For instance, a man doesn’t know the meaning of ‘anxious’. So whenever he wants to say that he is anxious, he will say something like “I feel scared”, “I feel so bad about the event tomorrow” or even worse, “What’s happening to me?”. All those statements may make the receiver understand differently than the meaning intended. The receiver might help him, but differently than how he treats anxious people.

“Precision (of the intended meaning) is key here.”

Especially in teamwork and military, you need to think of the right word fast to make your teammate able to comprehend and execute orders correctly. Vocabulary also helps greatly in clarifying your flow of thoughts which is essential for thinking critically. Say what you mean and mean what you say. Precision (of the intended meaning) is key here.

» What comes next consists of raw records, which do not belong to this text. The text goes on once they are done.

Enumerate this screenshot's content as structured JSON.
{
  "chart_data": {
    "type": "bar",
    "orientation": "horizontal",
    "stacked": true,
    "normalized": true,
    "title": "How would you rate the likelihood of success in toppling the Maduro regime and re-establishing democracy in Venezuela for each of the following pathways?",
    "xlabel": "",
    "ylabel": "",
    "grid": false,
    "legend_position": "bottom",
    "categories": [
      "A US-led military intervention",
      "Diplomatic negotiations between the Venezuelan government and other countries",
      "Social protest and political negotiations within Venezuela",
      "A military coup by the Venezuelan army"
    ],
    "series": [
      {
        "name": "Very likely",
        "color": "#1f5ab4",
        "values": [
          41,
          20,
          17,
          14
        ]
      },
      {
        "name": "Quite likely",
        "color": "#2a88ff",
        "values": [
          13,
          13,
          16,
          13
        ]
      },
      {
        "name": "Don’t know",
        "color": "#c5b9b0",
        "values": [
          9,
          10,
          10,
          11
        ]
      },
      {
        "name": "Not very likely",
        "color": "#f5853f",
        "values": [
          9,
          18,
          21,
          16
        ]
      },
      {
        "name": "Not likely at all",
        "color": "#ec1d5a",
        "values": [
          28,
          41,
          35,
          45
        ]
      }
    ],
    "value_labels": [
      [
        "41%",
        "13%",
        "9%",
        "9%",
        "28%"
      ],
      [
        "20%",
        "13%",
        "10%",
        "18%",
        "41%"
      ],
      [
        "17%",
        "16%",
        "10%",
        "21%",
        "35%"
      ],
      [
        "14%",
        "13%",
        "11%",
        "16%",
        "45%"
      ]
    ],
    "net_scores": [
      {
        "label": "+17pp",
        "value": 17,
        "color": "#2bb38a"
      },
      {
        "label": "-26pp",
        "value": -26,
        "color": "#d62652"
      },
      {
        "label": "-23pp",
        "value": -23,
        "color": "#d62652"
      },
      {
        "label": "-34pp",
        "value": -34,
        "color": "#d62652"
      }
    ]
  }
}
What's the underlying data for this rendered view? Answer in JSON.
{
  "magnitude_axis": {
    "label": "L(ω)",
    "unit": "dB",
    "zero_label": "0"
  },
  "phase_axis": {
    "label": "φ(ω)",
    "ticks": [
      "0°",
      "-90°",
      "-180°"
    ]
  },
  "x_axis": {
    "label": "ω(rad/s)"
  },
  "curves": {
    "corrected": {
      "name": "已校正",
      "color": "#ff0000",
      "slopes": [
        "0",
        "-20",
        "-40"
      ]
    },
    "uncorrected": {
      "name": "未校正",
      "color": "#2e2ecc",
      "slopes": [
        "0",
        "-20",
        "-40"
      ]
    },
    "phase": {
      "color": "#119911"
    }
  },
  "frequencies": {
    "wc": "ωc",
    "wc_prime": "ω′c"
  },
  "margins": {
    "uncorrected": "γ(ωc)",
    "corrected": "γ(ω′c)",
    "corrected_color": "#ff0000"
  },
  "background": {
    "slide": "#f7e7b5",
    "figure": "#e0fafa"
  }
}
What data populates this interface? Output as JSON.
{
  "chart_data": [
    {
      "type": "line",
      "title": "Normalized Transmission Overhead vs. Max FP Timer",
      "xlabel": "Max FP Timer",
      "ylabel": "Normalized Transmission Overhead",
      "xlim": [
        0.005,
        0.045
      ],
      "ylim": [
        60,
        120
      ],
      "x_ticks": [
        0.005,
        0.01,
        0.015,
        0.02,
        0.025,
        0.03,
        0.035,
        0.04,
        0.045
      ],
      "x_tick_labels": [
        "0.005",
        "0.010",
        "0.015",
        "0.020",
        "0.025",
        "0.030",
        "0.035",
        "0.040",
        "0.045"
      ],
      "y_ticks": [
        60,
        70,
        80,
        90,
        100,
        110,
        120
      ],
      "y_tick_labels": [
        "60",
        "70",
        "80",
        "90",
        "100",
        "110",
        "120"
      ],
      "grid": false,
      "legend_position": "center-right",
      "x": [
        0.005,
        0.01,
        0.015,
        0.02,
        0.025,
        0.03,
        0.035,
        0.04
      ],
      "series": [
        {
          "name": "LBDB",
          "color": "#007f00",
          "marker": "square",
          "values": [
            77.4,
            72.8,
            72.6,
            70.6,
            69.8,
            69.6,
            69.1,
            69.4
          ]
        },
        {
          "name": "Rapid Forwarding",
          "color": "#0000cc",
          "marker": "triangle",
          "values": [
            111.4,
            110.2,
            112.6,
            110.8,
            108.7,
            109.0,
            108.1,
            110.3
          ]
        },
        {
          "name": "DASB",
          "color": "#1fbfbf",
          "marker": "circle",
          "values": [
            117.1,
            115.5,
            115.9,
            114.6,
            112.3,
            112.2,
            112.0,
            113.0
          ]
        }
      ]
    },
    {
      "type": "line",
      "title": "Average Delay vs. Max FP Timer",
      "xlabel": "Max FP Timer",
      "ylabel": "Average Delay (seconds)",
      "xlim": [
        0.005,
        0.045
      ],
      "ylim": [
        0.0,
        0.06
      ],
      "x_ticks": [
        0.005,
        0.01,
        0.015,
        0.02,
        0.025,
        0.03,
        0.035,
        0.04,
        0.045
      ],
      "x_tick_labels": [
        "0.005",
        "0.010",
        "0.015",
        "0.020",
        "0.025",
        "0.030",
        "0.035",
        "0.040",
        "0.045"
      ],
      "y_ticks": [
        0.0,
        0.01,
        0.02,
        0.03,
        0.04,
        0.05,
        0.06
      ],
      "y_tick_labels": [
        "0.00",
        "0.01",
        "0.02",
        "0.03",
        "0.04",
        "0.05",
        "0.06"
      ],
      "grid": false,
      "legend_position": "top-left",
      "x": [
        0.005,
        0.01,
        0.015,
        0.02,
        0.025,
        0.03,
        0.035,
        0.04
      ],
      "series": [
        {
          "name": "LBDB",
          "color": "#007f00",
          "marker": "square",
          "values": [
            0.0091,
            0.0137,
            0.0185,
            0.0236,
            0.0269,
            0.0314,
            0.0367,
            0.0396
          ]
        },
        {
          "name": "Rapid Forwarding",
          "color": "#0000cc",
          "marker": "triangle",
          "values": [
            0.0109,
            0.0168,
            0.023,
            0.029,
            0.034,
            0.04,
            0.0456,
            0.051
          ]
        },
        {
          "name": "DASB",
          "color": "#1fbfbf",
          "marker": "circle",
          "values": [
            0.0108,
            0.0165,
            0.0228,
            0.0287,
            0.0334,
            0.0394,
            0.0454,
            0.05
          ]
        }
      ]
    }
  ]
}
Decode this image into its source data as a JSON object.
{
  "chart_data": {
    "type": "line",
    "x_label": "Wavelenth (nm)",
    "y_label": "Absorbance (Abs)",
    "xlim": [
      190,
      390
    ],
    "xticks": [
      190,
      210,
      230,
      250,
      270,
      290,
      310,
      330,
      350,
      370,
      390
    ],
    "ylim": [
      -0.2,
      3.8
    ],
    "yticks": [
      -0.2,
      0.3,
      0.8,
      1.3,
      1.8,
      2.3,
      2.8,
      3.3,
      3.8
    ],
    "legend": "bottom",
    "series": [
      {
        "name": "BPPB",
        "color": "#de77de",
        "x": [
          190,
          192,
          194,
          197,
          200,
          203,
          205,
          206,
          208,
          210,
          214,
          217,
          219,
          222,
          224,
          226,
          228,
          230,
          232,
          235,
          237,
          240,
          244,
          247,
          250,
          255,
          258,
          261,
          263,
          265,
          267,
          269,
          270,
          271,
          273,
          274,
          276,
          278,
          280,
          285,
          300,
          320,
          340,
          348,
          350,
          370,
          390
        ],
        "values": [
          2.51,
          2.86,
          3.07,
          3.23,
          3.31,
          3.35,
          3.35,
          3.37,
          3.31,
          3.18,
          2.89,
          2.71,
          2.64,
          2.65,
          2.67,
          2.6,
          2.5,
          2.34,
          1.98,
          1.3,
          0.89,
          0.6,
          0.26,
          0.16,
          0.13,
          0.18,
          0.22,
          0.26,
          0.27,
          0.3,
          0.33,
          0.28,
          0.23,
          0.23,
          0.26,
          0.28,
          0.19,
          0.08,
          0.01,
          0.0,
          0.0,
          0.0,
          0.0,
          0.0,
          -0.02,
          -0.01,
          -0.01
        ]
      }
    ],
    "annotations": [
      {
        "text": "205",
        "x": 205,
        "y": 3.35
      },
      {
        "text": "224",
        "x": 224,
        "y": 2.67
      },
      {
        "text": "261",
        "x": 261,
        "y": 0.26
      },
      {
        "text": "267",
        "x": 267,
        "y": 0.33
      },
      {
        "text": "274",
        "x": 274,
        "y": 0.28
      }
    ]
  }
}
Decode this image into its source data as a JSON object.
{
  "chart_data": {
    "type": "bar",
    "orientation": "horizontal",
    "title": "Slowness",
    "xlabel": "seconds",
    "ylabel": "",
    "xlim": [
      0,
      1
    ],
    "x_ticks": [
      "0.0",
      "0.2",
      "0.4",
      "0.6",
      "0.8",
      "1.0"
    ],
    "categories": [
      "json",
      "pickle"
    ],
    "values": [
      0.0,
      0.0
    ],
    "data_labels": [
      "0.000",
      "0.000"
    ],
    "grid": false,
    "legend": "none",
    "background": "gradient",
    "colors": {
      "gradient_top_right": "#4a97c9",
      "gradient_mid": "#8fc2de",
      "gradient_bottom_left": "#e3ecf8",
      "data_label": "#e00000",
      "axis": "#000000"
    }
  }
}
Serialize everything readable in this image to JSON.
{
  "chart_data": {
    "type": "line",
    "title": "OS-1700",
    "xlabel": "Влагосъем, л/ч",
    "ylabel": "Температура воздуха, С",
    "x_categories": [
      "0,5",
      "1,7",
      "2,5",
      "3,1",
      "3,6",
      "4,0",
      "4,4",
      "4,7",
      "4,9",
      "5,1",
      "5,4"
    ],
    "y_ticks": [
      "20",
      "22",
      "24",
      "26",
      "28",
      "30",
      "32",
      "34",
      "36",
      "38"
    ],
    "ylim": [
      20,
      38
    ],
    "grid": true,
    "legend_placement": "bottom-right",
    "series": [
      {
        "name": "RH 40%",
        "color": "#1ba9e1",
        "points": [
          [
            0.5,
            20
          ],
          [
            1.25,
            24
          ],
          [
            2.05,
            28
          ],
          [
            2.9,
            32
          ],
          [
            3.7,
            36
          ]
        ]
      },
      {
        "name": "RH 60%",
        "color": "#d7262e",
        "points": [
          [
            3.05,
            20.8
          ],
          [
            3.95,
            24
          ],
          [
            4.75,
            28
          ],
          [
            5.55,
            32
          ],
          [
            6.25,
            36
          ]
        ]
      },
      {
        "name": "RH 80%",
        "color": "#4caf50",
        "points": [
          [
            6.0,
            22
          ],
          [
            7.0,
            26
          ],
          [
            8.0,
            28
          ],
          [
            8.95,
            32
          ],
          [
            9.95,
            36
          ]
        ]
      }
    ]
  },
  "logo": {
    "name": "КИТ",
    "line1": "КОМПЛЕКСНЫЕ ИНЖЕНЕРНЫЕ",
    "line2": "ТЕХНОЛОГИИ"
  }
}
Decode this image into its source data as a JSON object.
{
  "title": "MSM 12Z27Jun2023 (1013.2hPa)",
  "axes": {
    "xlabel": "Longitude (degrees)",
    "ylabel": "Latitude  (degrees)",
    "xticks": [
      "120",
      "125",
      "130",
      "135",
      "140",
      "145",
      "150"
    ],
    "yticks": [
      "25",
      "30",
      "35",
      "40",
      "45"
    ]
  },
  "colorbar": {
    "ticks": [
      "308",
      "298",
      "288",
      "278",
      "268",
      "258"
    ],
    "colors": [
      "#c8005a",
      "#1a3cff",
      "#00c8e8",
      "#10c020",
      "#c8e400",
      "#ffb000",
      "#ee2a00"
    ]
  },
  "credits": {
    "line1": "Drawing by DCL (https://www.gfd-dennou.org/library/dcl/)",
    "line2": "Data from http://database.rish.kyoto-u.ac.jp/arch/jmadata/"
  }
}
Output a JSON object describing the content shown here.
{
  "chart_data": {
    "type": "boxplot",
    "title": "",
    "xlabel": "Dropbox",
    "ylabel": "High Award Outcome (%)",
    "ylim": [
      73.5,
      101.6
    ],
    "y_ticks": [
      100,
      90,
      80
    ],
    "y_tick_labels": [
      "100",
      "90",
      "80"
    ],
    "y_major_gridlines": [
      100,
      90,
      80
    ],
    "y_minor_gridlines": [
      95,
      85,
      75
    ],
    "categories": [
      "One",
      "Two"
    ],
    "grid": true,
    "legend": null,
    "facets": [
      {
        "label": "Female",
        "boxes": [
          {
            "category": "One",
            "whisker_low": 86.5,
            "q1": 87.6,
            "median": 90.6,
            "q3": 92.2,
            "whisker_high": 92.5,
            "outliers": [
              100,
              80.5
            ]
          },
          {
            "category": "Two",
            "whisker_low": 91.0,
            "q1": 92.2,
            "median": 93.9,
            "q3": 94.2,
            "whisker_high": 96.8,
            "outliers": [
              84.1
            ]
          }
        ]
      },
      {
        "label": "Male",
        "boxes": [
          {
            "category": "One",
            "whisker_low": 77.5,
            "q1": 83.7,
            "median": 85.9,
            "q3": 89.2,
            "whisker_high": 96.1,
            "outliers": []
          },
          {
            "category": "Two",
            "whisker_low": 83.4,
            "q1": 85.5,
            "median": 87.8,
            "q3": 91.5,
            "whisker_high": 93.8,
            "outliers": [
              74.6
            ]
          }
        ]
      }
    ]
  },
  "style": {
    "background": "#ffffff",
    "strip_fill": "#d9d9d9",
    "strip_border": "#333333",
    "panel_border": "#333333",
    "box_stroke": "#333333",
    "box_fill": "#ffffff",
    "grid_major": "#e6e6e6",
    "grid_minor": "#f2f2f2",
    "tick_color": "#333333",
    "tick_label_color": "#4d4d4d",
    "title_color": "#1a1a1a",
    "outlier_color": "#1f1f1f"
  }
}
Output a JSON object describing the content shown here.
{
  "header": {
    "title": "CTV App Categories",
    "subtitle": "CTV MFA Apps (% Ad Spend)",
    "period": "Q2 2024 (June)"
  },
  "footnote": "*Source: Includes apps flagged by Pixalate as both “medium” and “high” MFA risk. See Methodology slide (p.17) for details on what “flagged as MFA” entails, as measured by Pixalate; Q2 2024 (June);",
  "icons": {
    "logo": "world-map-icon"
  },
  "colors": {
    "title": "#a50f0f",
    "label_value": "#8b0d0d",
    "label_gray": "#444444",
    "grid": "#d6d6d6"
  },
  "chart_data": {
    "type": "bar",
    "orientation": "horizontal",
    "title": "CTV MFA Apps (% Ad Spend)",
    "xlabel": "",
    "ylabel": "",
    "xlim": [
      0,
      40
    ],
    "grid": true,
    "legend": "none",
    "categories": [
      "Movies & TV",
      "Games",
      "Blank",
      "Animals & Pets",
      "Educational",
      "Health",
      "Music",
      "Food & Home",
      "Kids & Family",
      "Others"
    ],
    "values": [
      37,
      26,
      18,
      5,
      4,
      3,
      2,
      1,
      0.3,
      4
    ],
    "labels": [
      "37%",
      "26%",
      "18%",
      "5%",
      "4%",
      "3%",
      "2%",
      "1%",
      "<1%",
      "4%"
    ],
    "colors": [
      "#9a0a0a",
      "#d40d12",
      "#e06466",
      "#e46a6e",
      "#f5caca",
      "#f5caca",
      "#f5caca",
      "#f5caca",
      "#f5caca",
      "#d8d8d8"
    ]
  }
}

Another matter dealing with choosing the right words is the ‘natural’ or status quo of some words. I divide this matter in three:

  • Naturally sensitive words
  • Naturally sentimental words
  • Natural strength of words

The nature of different words may vary in different societies, regions, and even individuals.

Naturally sensitive words: I’m sure most of you know what this means. Some words are sensitive to a particular people or culture and must be avoided in speech. Otherwise, they will be provoked and more resilient towards the transmitter. For example, in Malaysia if I say “Apa hal (meaning ‘What’s up?’)” to someone, he will think that I am trying to pick up a fight with him. Instead I should greet by saying “Apa khabar?”, which also means ‘What’s up?’. They’re literally the same, but “Apa hal?” is usually used when someone gets angry.

Naturally sentimental words: The opposite of sensitive words. Sentimental words alleviate your message, not because of your message, but because you chose the right word. You can use this to your advantage, but requires you to study the people. The easiest example is the word ‘please’ and asking questions.

Natural strength of words: Some words are ‘naturally’ weak when compared to another word with the same meaning. Like trying to emphasise the importance of something, ‘essential’ and ‘critical’ is a much stronger word than ‘important’. The more frequent a word is used, the weaker is a word. Sometimes, it’s also how you arrange your words. Francis Bacon said “Knowledge is power”. To me, knowledge is much more than just ‘power’ (notice how often the word ‘powerful’ is used and how weak is this word). Knowledge is the thing that keeps human alive, if not, how can we innovate technologies and build things for them to live in? Knowledge is embedded in human nature. “Knowledge defines life”. That’s what I would say to greatly emphasise its importance.

Besides, facial expression, the length of speech, usage of analogies and examples, clarity,  intonation, and fonts all are factors that make your speech or writing valuable and influential.

“The less you say, the more your words will matter.” -Rae Carson

“Change your words, change your world.”

I seek guidance from God. Forgive me for any of my mistakes.